A senior Pentagon official said airmen deployed to Iraq in 2011 will play a historic role as U.S. military forces drawdown under the 2008 bilateral security agreement.

“This is a particularly important time in Iraq,” explained Daniel Ginsberg, assistant secretary of the Air Force for Manpower and Reserve Affairs, during a visit to Baghdad Jan. 21. “The nature of our presence here is going to change fundamentally and airmen, like you all, are stepping up to make sure the mission gets done.”

Under Operation New Dawn, nearly 50,000 U.S. service members in Iraq continue to conduct stability operations, focusing on advising, assisting and training Iraqi Security Forces. More than 1,000 U.S. Air Force airmen assigned to the 321st Air Expeditionary Wing and Iraq Training and Advisory Mission – Air support OND from various locations throughout the country.

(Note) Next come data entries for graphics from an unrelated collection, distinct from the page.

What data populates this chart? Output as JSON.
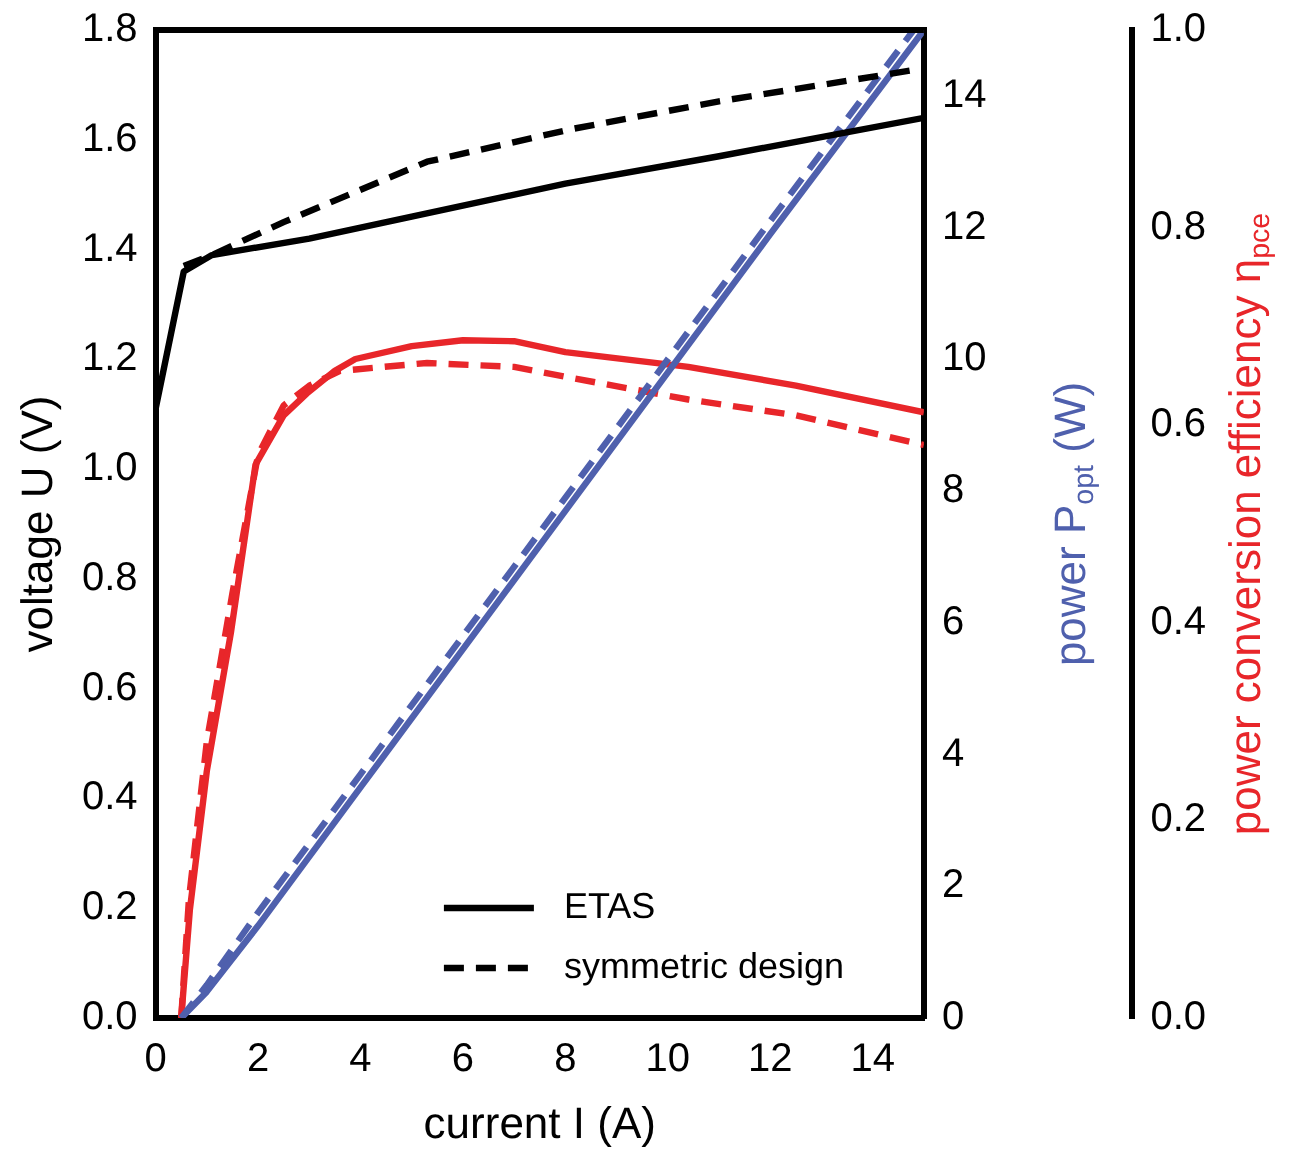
{
  "chart_data": {
    "type": "line",
    "xlabel": "current I (A)",
    "ylabel": "voltage U (V)",
    "y2label": "power P$_{opt}$ (W)",
    "y3label": "power conversion efficiency η$_{pce}$",
    "xlim": [
      0,
      15
    ],
    "xticks": [
      0,
      2,
      4,
      6,
      8,
      10,
      12,
      14
    ],
    "ylim": [
      0,
      1.8
    ],
    "yticks": [
      {
        "value": 0,
        "label": "0.0"
      },
      0.2,
      0.4,
      0.6,
      0.8,
      {
        "value": 1,
        "label": "1.0"
      },
      1.2,
      1.4,
      1.6,
      1.8
    ],
    "y2lim": [
      0,
      15
    ],
    "y2ticks": [
      0,
      2,
      4,
      6,
      8,
      10,
      12,
      14
    ],
    "y3lim": [
      0,
      1
    ],
    "y3ticks": [
      {
        "value": 0,
        "label": "0.0"
      },
      0.2,
      0.4,
      0.6,
      0.8,
      {
        "value": 1,
        "label": "1.0"
      }
    ],
    "grid": false,
    "legend": "bottom right",
    "marker": "none",
    "series": [
      {
        "name": "ETAS",
        "color": "#000000",
        "line_style": "solid",
        "x": [
          0,
          0.55,
          1.1,
          3,
          5,
          8,
          11,
          15
        ],
        "values": [
          1.11,
          1.36,
          1.39,
          1.42,
          1.46,
          1.52,
          1.57,
          1.64
        ]
      },
      {
        "name": "symmetric design",
        "color": "#000000",
        "line_style": "dashed",
        "x": [
          0.55,
          1.1,
          2.5,
          5.3,
          8.15,
          11,
          15
        ],
        "values": [
          1.37,
          1.39,
          1.45,
          1.56,
          1.62,
          1.67,
          1.73
        ]
      },
      {
        "color": "#4f60ad",
        "axis": "y2",
        "line_style": "solid",
        "x": [
          0.5,
          1,
          2,
          4,
          8,
          12,
          15
        ],
        "values": [
          0,
          0.4,
          1.4,
          3.5,
          7.7,
          11.9,
          15
        ]
      },
      {
        "color": "#4f60ad",
        "axis": "y2",
        "line_style": "dashed",
        "x": [
          0.5,
          1,
          2,
          4,
          8,
          12,
          14.8
        ],
        "values": [
          0,
          0.5,
          1.6,
          3.7,
          7.9,
          12.1,
          15
        ]
      },
      {
        "color": "#e8262a",
        "axis": "y3",
        "line_style": "solid",
        "x": [
          0.5,
          0.67,
          1,
          1.47,
          1.95,
          2.5,
          2.95,
          3.5,
          3.9,
          5,
          6,
          7,
          8,
          10.4,
          12.5,
          15
        ],
        "values": [
          0,
          0.11,
          0.25,
          0.39,
          0.56,
          0.61,
          0.632,
          0.655,
          0.667,
          0.68,
          0.686,
          0.685,
          0.674,
          0.659,
          0.64,
          0.613
        ]
      },
      {
        "color": "#e8262a",
        "axis": "y3",
        "line_style": "dashed",
        "x": [
          0.5,
          0.65,
          1,
          1.5,
          2,
          2.5,
          3,
          3.6,
          5.3,
          7,
          8,
          10.4,
          12.5,
          15
        ],
        "values": [
          0,
          0.12,
          0.28,
          0.43,
          0.57,
          0.62,
          0.64,
          0.655,
          0.663,
          0.659,
          0.649,
          0.626,
          0.61,
          0.58
        ]
      }
    ]
  }
}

Assistant Secretary Ginberg, who is responsible for manpower, military and civilian personnel, Reserve component affairs, and readiness support, said airmen from all walks of life and service components have performed admirably after almost a decade of war in Iraq and Afghanistan. In just the past 12 months, ITAM-AF airmen doubled the size of trained Iraqi airmen and helped field more than 130 fixed- and rotary-wing aircraft for the Iraqi Air Force.

“There are very few times in our nation’s history when all components – active, Reserve and Guard – have come together and performed at this level of efficiency over this length of time,” he told airmen while visiting Sather Air Base and surrounding bases in the Baghdad area Jan. 21 through 22. “We are a true total force.”

Air Force leaders decided last fall to extend standard active duty deployments from four to six months. Assistant Secretary Ginsberg said the decision has helped widen the gap between deployments for some “taxed” Airmen while capitalizing on their experience down range.

“The shift to 180-day deployments gives our airmen more time at home and it also provides deeper mission experience,” he said. “This way, airmen can operate at a higher level of intensity over a longer period of time.”

Despite what the assistant secretary called America’s “era of austerity,” he assured Air Force leadership’s commitment to take care of airmen as they continue to balance home life and commitments abroad.

“The Air Force has a commitment to provide for its people,” he said before touring some of Sather AB’s facilities Jan. 22. “There are certain values that define us as a service and what we do. We want to preserve that climate for our airmen.”